Older inmates sue Texas prison system over coronavirus policies and practices
Two older Texas inmates are suing the state's prison system for its handling of the new coronavirus pandemic.
The lawsuit, filed Monday, argues that the Texas Department of Criminal Justice is failing to protect prisoners at the Pack Unit, a geriatric prison near College Station, from the potentially fatal virus. Some of the attorneys representing the inmates are the same ones who sued the Texas Department of Criminal Justice for allowing stifling temperatures at the same prison.
“Despite the ticking time bomb that COVID-19 represents, TDCJ has failed to implement necessary or even adequate policies and practices at the Pack Unit,” said the complaint, filed in a Houston federal court. “... In practice the situation is even worse, as TDCJ has failed to implement many of its own policies.”
The complaint asks U.S. District Judge Keith Ellison to provide all Pack Unit inmates unrestricted access to hand soap and disposable towels, access to hand sanitizer and enough supplies for hourly cleanings of common surfaces in housing areas, like phones and door handles. The lawsuit also requests strict social-distancing measures requiring at least 6 feet between people in group areas like the dining hall and recreation yards. The case was transferred Monday evening from another judge to Ellison, who also presides over the prison heat lawsuit and has issued scathing rulings against TDCJ.
TDCJ spokesperson Jeremy Desel said Monday the department has no comment on the lawsuit since it was being reviewed. He added that the prison system's coronavirus protocols are based on guidance from the Centers for Disease Control and Prevention.
"The health and wellbeing of TDCJ employees and contractors as well as the offenders in our custody is of utmost importance," Desel said in an emailed statement. "... As guidance from the CDC and state health officials evolves so do our practices."
COVID-19, the respiratory disease caused by the new coronavirus, has killed tens of thousands of people worldwide, including at least 38 in Texas as of Sunday night. The effects it could have on prisons and jails — often incubators for disease due to unsanitary and crowded conditions — have caused prison reform advocates and local governments to push for the release of more inmates from behind bars. Some law enforcement groups, and Gov. Greg Abbott, have opposed the move, arguing it endangers public safety.
As of Monday, two Texas prisoners and seven employees at TDCJ had tested positive for the virus at various facilities throughout the state, according to the department. Hundreds of inmates were being restricted because of possible exposure.
Before cases were confirmed in the prisons last week, TDCJ began implementing preventive measures against the introduction and spread of the new coronavirus. The agency developed a new infectious disease control protocol, which focuses in part on education and disinfecting prison areas. Group activities like eating and recreation were being limited to smaller groups, the department said.

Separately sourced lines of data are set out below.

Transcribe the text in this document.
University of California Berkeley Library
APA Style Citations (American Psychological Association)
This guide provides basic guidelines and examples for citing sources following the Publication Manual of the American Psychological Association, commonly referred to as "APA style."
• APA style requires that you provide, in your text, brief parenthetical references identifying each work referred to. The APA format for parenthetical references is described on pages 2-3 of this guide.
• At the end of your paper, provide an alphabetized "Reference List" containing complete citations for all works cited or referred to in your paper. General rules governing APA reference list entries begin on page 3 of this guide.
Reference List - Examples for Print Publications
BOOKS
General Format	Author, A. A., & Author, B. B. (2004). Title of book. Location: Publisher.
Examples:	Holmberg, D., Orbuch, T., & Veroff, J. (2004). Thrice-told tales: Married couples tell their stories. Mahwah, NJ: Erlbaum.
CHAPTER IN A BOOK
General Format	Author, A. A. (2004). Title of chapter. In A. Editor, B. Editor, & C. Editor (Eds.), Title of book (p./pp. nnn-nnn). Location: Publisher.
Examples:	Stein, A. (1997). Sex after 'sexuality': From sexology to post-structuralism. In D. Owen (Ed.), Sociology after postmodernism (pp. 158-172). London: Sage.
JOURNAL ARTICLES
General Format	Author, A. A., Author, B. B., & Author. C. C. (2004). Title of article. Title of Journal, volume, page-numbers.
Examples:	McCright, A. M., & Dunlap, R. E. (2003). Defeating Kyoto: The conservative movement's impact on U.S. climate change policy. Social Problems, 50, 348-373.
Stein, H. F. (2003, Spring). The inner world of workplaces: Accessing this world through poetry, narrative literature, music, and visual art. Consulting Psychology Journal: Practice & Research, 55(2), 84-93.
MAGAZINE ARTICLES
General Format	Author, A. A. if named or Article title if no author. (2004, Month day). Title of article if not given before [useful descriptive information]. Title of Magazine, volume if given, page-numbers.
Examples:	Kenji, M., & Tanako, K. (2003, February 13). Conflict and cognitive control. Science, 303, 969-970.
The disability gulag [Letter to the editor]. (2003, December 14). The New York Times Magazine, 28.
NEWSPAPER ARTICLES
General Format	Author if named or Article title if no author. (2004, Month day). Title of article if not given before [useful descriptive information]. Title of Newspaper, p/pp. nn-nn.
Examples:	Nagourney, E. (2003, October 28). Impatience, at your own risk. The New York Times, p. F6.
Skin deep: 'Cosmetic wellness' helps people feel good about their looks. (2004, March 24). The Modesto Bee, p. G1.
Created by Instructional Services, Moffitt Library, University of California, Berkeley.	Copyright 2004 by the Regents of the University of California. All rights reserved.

And all prisoner visitation has been halted. So has almost all transportation of inmates, except for emergencies, officials said.
The court filing argues the new policies are not enough and that they aren't always being put into practice. It notes that while the CDC suggested relaxing prison restrictions on hand sanitizer, TDCJ has opted not to do that, though prisoners at one unit are manufacturing it. The two inmates also said the Pack Unit isn’t educating prisoners on symptoms and prevention, reducing gatherings, or reducing or restricting people's movement.
"The only known, effective measures to reduce the risk for vulnerable people of serious illness or death caused by COVID-19 are aggressive social distancing and heightened attention to hygiene and disinfection — measures that TDCJ is making impossible at the Pack Unit," the complaint, signed by attorney John Keville, said.
Jeff Edwards, the lead attorney in a lawsuit over prison heat that resulted in a settlement and installation of air conditioning at Pack, is also signed on to the lawsuit.
The two plaintiffs, 69-year-old Laddy Valentine and 73-year-old Richard King, have a heart condition and diabetes, respectively. The CDC has said older adults and anyone with serious underlying medical conditions, like lung disease, heart disease or diabetes, are at higher risk from COVID-19. The complaint said inmates at the Pack Unit are mostly older and/or have significant health issues.
The attorneys are requesting the lawsuit proceed as a class-action suit for all inmates at the Pack Unit. They've also asked for subclasses for those who are high-risk based on age or medical condition or who have a disability.